No ReStart for Fire at Will even if unfair

Written By: - Date published: 9:43 am, December 16th, 2008 - 9 comments
Categories: national/act government, workers' rights - Tags: , , ,

So much for all National’s fine words about probation periods and job creation. Today’s Dominion reports that ReStart will not be available for “those who were sacked, including those who lost their jobs under the new 90-day probation law.”

So the conditions for three months “probation” are that you cannot ask for reasons for dismissal in writing, cannot appeal against unfair dismissal, and no matter if it is unfair you do not qualify for any benefit.

At least National’s 1991 Employment Contracts Act kept grievance rights. This is worse.

9 comments on “No ReStart for Fire at Will even if unfair”

  1. Julie 1

    The whole ReStart package seems to ignore the fact that there are likely to be less jobs during a recession. It’s based around people getting back to work quite quickly, but there’s no focus on job creation to ensure that there are positions for them to fill. That’s what I liked about Labour’s ideas – they acknowledged that there would be higher unemployment, therefore they focused on making training available to soak up some of those spare people, give them new skills, and treat them like human beings not just numbers on a balance sheet.

  2. Tigger 2

    Julie – totally agree. The 90-day fire at will legislation is fundamentally based on the notion that employment red tape is discouraging people from hiring. But in a recession, who has the money to hire anyone? The focus should have been on job creation – not this wonky-policy idea. Of course, NACT will expect job creaton to come from the market but again, in a recession this is something that needs a kickstart from government. I see no vision from this government. And it will hurt them.

  3. Bill 3

    John A.

    The statement “and no matter if it is unfair you do not qualify for any benefit” isn’t accurate. If you’re fired under the ‘fire at will’ policy, you qualify for same UB in the same way as you do now ( minus the stand down)

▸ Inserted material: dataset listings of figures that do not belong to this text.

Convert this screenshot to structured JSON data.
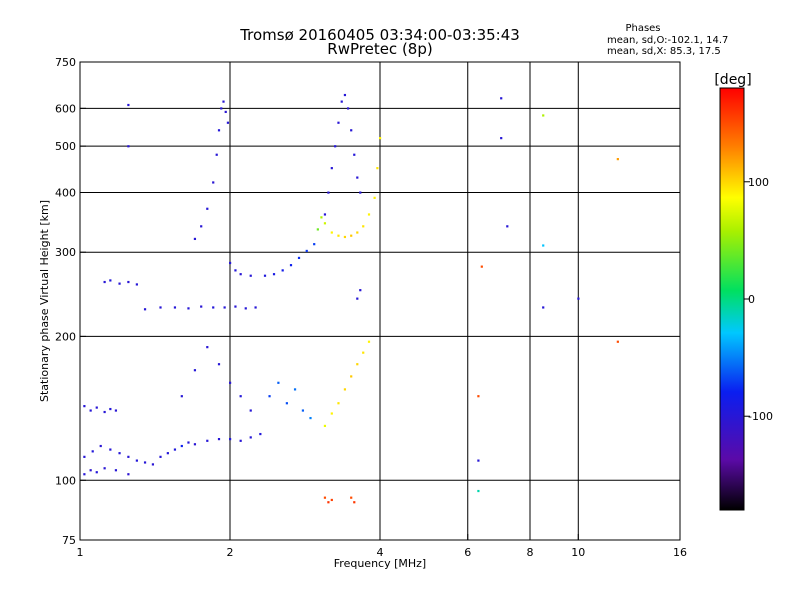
{
  "chart_data": {
    "type": "scatter",
    "title": "Tromsø 20160405 03:34:00-03:35:43",
    "subtitle": "RwPretec (8p)",
    "xlabel": "Frequency [MHz]",
    "ylabel": "Stationary phase Virtual Height [km]",
    "x_scale": "log",
    "y_scale": "log",
    "xlim": [
      1,
      16
    ],
    "ylim": [
      75,
      750
    ],
    "x_ticks": [
      1,
      2,
      4,
      6,
      8,
      10,
      16
    ],
    "x_tick_labels": [
      "1",
      "2",
      "4",
      "6",
      "8",
      "10",
      "16"
    ],
    "y_ticks": [
      75,
      100,
      200,
      300,
      400,
      500,
      600,
      750
    ],
    "y_tick_labels": [
      "75",
      "100",
      "200",
      "300",
      "400",
      "500",
      "600",
      "750"
    ],
    "x_grid": [
      2,
      4,
      6,
      8,
      10
    ],
    "y_grid": [
      100,
      200,
      300,
      400,
      500,
      600
    ],
    "stats": {
      "heading": "Phases",
      "line1": "mean, sd,O:-102.1, 14.7",
      "line2": "mean, sd,X:  85.3, 17.5"
    },
    "colorbar": {
      "label": "[deg]",
      "range": [
        -180,
        180
      ],
      "ticks": [
        100,
        0,
        -100
      ],
      "tick_labels": [
        "100",
        "0",
        "-100"
      ]
    },
    "points": [
      [
        1.02,
        103,
        -100
      ],
      [
        1.05,
        105,
        -105
      ],
      [
        1.08,
        104,
        -98
      ],
      [
        1.12,
        106,
        -102
      ],
      [
        1.18,
        105,
        -100
      ],
      [
        1.25,
        103,
        -104
      ],
      [
        1.02,
        112,
        -100
      ],
      [
        1.06,
        115,
        -96
      ],
      [
        1.1,
        118,
        -102
      ],
      [
        1.15,
        116,
        -100
      ],
      [
        1.2,
        114,
        -99
      ],
      [
        1.25,
        112,
        -101
      ],
      [
        1.3,
        110,
        -97
      ],
      [
        1.35,
        109,
        -100
      ],
      [
        1.4,
        108,
        -102
      ],
      [
        1.45,
        112,
        -100
      ],
      [
        1.5,
        114,
        -98
      ],
      [
        1.55,
        116,
        -95
      ],
      [
        1.6,
        118,
        -80
      ],
      [
        1.65,
        120,
        -100
      ],
      [
        1.7,
        119,
        -102
      ],
      [
        1.8,
        121,
        -99
      ],
      [
        1.9,
        122,
        -100
      ],
      [
        2.0,
        122,
        -97
      ],
      [
        2.1,
        121,
        -101
      ],
      [
        2.2,
        123,
        -100
      ],
      [
        2.3,
        125,
        -96
      ],
      [
        1.02,
        143,
        -100
      ],
      [
        1.05,
        140,
        -99
      ],
      [
        1.08,
        142,
        -101
      ],
      [
        1.12,
        139,
        -100
      ],
      [
        1.15,
        141,
        -98
      ],
      [
        1.18,
        140,
        -102
      ],
      [
        1.12,
        260,
        -100
      ],
      [
        1.15,
        262,
        -97
      ],
      [
        1.2,
        258,
        -100
      ],
      [
        1.25,
        260,
        -102
      ],
      [
        1.3,
        257,
        -99
      ],
      [
        1.35,
        228,
        -100
      ],
      [
        1.45,
        230,
        -101
      ],
      [
        1.55,
        230,
        -99
      ],
      [
        1.65,
        229,
        -100
      ],
      [
        1.75,
        231,
        -102
      ],
      [
        1.85,
        230,
        -98
      ],
      [
        1.95,
        230,
        -100
      ],
      [
        2.05,
        231,
        -101
      ],
      [
        2.15,
        229,
        -99
      ],
      [
        2.25,
        230,
        -100
      ],
      [
        1.7,
        320,
        -100
      ],
      [
        1.75,
        340,
        -101
      ],
      [
        1.8,
        370,
        -99
      ],
      [
        1.85,
        420,
        -102
      ],
      [
        1.88,
        480,
        -100
      ],
      [
        1.9,
        540,
        -98
      ],
      [
        1.92,
        600,
        -100
      ],
      [
        1.94,
        620,
        -101
      ],
      [
        1.96,
        590,
        -103
      ],
      [
        1.98,
        560,
        -100
      ],
      [
        2.0,
        285,
        -100
      ],
      [
        2.05,
        275,
        -98
      ],
      [
        2.1,
        270,
        -101
      ],
      [
        2.2,
        268,
        -100
      ],
      [
        2.35,
        268,
        -95
      ],
      [
        2.45,
        270,
        -90
      ],
      [
        2.55,
        275,
        -85
      ],
      [
        2.65,
        282,
        -80
      ],
      [
        2.75,
        292,
        -75
      ],
      [
        2.85,
        302,
        -72
      ],
      [
        2.95,
        312,
        -70
      ],
      [
        3.0,
        335,
        40
      ],
      [
        3.05,
        355,
        60
      ],
      [
        3.1,
        345,
        70
      ],
      [
        3.2,
        330,
        90
      ],
      [
        3.3,
        325,
        95
      ],
      [
        3.4,
        323,
        100
      ],
      [
        3.5,
        325,
        105
      ],
      [
        3.6,
        330,
        100
      ],
      [
        3.7,
        340,
        95
      ],
      [
        3.8,
        360,
        90
      ],
      [
        3.9,
        390,
        92
      ],
      [
        3.95,
        450,
        95
      ],
      [
        4.0,
        520,
        90
      ],
      [
        3.1,
        360,
        -100
      ],
      [
        3.15,
        400,
        -102
      ],
      [
        3.2,
        450,
        -100
      ],
      [
        3.25,
        500,
        -98
      ],
      [
        3.3,
        560,
        -101
      ],
      [
        3.35,
        620,
        -100
      ],
      [
        3.4,
        640,
        -99
      ],
      [
        3.45,
        600,
        -102
      ],
      [
        3.5,
        540,
        -100
      ],
      [
        3.55,
        480,
        -98
      ],
      [
        3.6,
        430,
        -101
      ],
      [
        3.65,
        400,
        -100
      ],
      [
        1.6,
        150,
        -100
      ],
      [
        1.7,
        170,
        -99
      ],
      [
        1.8,
        190,
        -101
      ],
      [
        1.9,
        175,
        -100
      ],
      [
        2.0,
        160,
        -102
      ],
      [
        2.1,
        150,
        -98
      ],
      [
        2.2,
        140,
        -100
      ],
      [
        2.4,
        150,
        -70
      ],
      [
        2.5,
        160,
        -60
      ],
      [
        2.6,
        145,
        -65
      ],
      [
        2.7,
        155,
        -55
      ],
      [
        2.8,
        140,
        -60
      ],
      [
        2.9,
        135,
        -50
      ],
      [
        3.1,
        130,
        80
      ],
      [
        3.2,
        138,
        90
      ],
      [
        3.3,
        145,
        95
      ],
      [
        3.4,
        155,
        100
      ],
      [
        3.5,
        165,
        105
      ],
      [
        3.6,
        175,
        100
      ],
      [
        3.7,
        185,
        95
      ],
      [
        3.8,
        195,
        90
      ],
      [
        3.1,
        92,
        150
      ],
      [
        3.15,
        90,
        160
      ],
      [
        3.2,
        91,
        155
      ],
      [
        3.5,
        92,
        150
      ],
      [
        3.55,
        90,
        158
      ],
      [
        3.6,
        240,
        -100
      ],
      [
        3.65,
        250,
        -101
      ],
      [
        1.25,
        610,
        -100
      ],
      [
        1.25,
        500,
        -101
      ],
      [
        6.3,
        150,
        150
      ],
      [
        6.3,
        110,
        -100
      ],
      [
        6.3,
        95,
        -10
      ],
      [
        6.4,
        280,
        150
      ],
      [
        7.0,
        630,
        -100
      ],
      [
        7.0,
        520,
        -100
      ],
      [
        7.2,
        340,
        -100
      ],
      [
        8.5,
        580,
        60
      ],
      [
        8.5,
        310,
        -30
      ],
      [
        8.5,
        230,
        -100
      ],
      [
        10.0,
        240,
        -100
      ],
      [
        12.0,
        470,
        120
      ],
      [
        12.0,
        195,
        150
      ]
    ]
  }
}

    What you wont get is the extra earmarked for redundant workers.

    On reflection, forget what I just said! Under ‘normal’ Employment Law an unfair dismissal would be treated as redundancy if a PG didn’t result in reinstatement.

    Having said that, I can see a lot of small employers firing people with no written agreement in place. So maybe all is not lost?

  4. Duncan 4

    Bill, I understand there’s still a bit of ambiguity over access to benefits.

    http://blog.greens.org.nz/2008/12/15/sue-bradford-on-the-fire-at-will-bill/

  5. Ianmac 5

    John Key said on TV last night that “they figured that about 70,000 would lose their jobs but that would include all those who come off one job and go straight into another”.
    Really??? Heaps of jobs to redeploy into????Really?

  6. Bill 6

    Duncan.
    Can of worms innit?!

    Commenting on another post I asked why the MSM ( in particular TV) were peddling the line that 90 day firings would only be for performance failures.

    Jeez. Trying to get something positive out of all this. What if unions flat refused to have a blank 90 day clause in agreements…..then a new employee has very good reason to join the union on day one. Could this 90 day stuff backfire and lead to a surge in union membership in industries not noted for high levels of unionisation, eg fast food adn hospitality in general?

    If a CEA gets around the 90 Day B/S, are the unions in a position to organise those industries? Previously, they have been in the ‘too hard basket’ due, in part, to the transient nature of the workforce and the fact that many workers look at you all blank when you say ‘union’.

    Nat could inadvertently have handed the union movement a gift horse…or built their very own trojan horse but rolled it into their own ranks by mistake…Okay, I’m struggling for metaphors, but you get the gist of what I’m driving at I’m sure.

  7. randal 7

    if natoinal is the party of business
    then
    where are all the new jobs?

  8. dave 8

    The conditions for three months “probation’ are that you cannot ask for reasons for dismissal in writing, cannot appeal against unfair dismissal, and no matter if it is unfair you do not qualify for any benefit.

    John A, you’re wrong. A simple compliance such as writing something on a Job seekers agreement can get a person on a 13 weeks stand down on a benefit. I am aware you may not have known that but you should have probably done some research instead of peddling false information.